Personal information
- Born: 12 January 1963 (age 63) Zalomnoye, Belgorod Oblast, Russian SFSR, Soviet Union
- Height: 1.81 m (5 ft 11 in)
- Weight: 77 kg (170 lb)

Sport
- Sport: Cycling
- Club: Soviet Army

Medal record
Representing the Soviet Union
World Championships
| Gold medal – first place | 1985 Giavera del Montello | Team time trial |

= Vasily Zhdanov =

Soviet cyclist

Vasily Ivanovich Zhdanov (Василий Иванович Жданов; born 12 January 1963) is a retired Soviet road cyclist. He was part of the Soviet team that won the 100 km team time trial at the 1985 World Championships. He competed in the same event at the 1988 Summer Olympics and finished in seventh place. The same year he won the Milk Race.

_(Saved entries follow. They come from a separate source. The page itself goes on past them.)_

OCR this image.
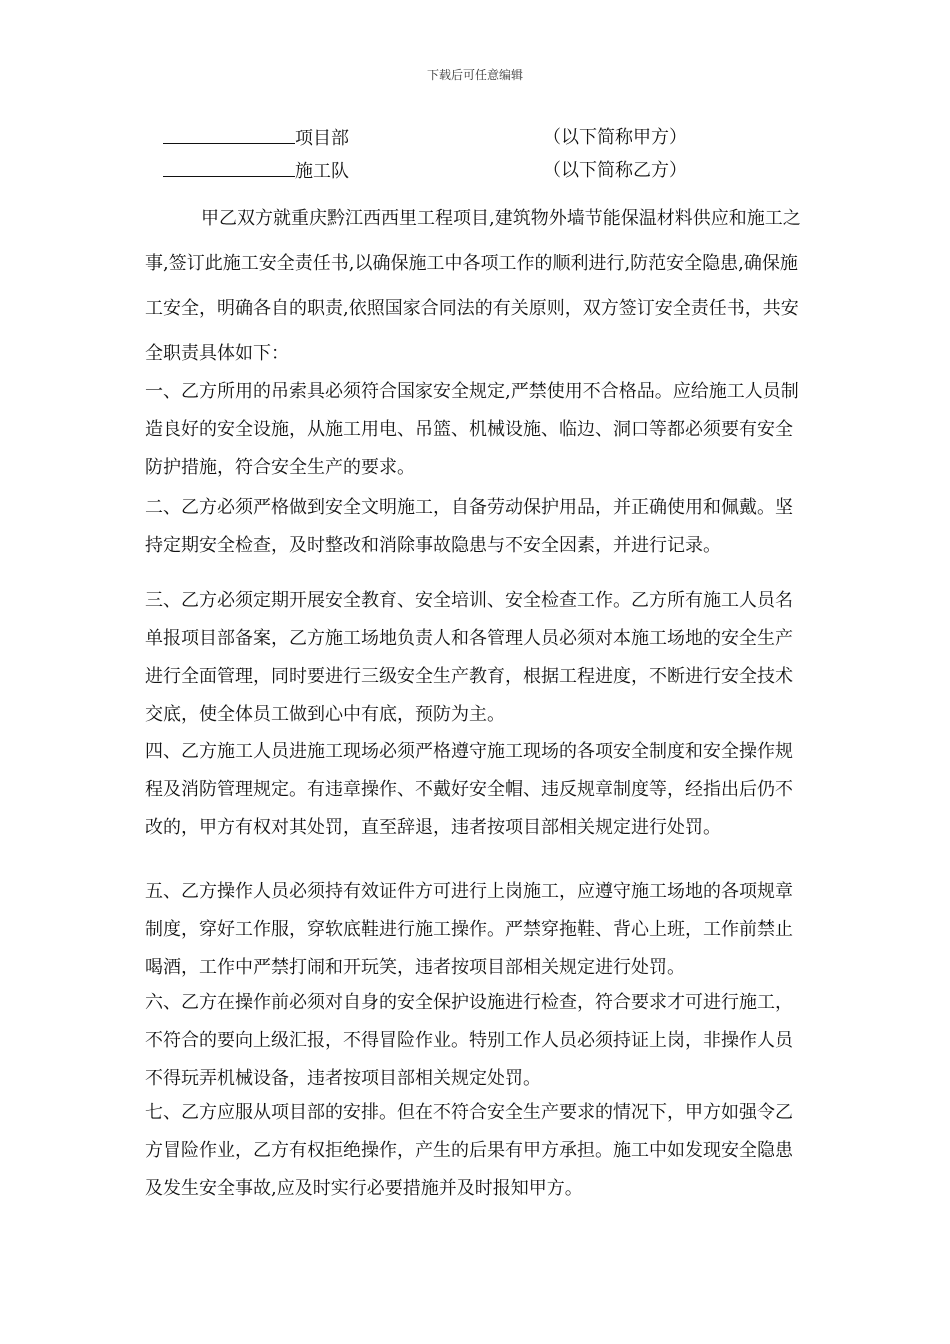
下载后可任意编辑
项目部	（以下简称甲方）
施工队	（以下简称乙方）
甲乙双方就重庆黔江西西里工程项目,建筑物外墙节能保温材料供应和施工之事,签订此施工安全责任书,以确保施工中各项工作的顺利进行,防范安全隐患,确保施工安全，明确各自的职责,依照国家合同法的有关原则，双方签订安全责任书，共安全职责具体如下：
一、乙方所用的吊索具必须符合国家安全规定,严禁使用不合格品。应给施工人员制造良好的安全设施，从施工用电、吊篮、机械设施、临边、洞口等都必须要有安全防护措施，符合安全生产的要求。
二、乙方必须严格做到安全文明施工，自备劳动保护用品，并正确使用和佩戴。坚持定期安全检查，及时整改和消除事故隐患与不安全因素，并进行记录。
三、乙方必须定期开展安全教育、安全培训、安全检查工作。乙方所有施工人员名单报项目部备案，乙方施工场地负责人和各管理人员必须对本施工场地的安全生产进行全面管理，同时要进行三级安全生产教育，根据工程进度，不断进行安全技术交底，使全体员工做到心中有底，预防为主。
四、乙方施工人员进施工现场必须严格遵守施工现场的各项安全制度和安全操作规程及消防管理规定。有违章操作、不戴好安全帽、违反规章制度等，经指出后仍不改的，甲方有权对其处罚，直至辞退，违者按项目部相关规定进行处罚。
五、乙方操作人员必须持有效证件方可进行上岗施工，应遵守施工场地的各项规章制度，穿好工作服，穿软底鞋进行施工操作。严禁穿拖鞋、背心上班，工作前禁止喝酒，工作中严禁打闹和开玩笑，违者按项目部相关规定进行处罚。
六、乙方在操作前必须对自身的安全保护设施进行检查，符合要求才可进行施工，不符合的要向上级汇报，不得冒险作业。特别工作人员必须持证上岗，非操作人员不得玩弄机械设备，违者按项目部相关规定处罚。
七、乙方应服从项目部的安排。但在不符合安全生产要求的情况下，甲方如强令乙方冒险作业，乙方有权拒绝操作，产生的后果有甲方承担。施工中如发现安全隐患及发生安全事故,应及时实行必要措施并及时报知甲方。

Zhdanov was born in Russia, but in 1987 graduated from the University of Physical Education in Kiyv (Kharkiv branch), Ukraine, and since the 1980s took various sport and business related positions in Kharkiv and Kiyv. Between 1994 and 1996 he was the head coach of the Ukrainian road racing team, then until 2005 he was a personal assistant of Oleg Blokhin in Ukraine's parliament matters. Between 2005 and 2010 he was responsible for sport and tourism in the city administration of Kharkiv. Since 2011 he is an assistant manager of the Italian racing team Lampre-Merida.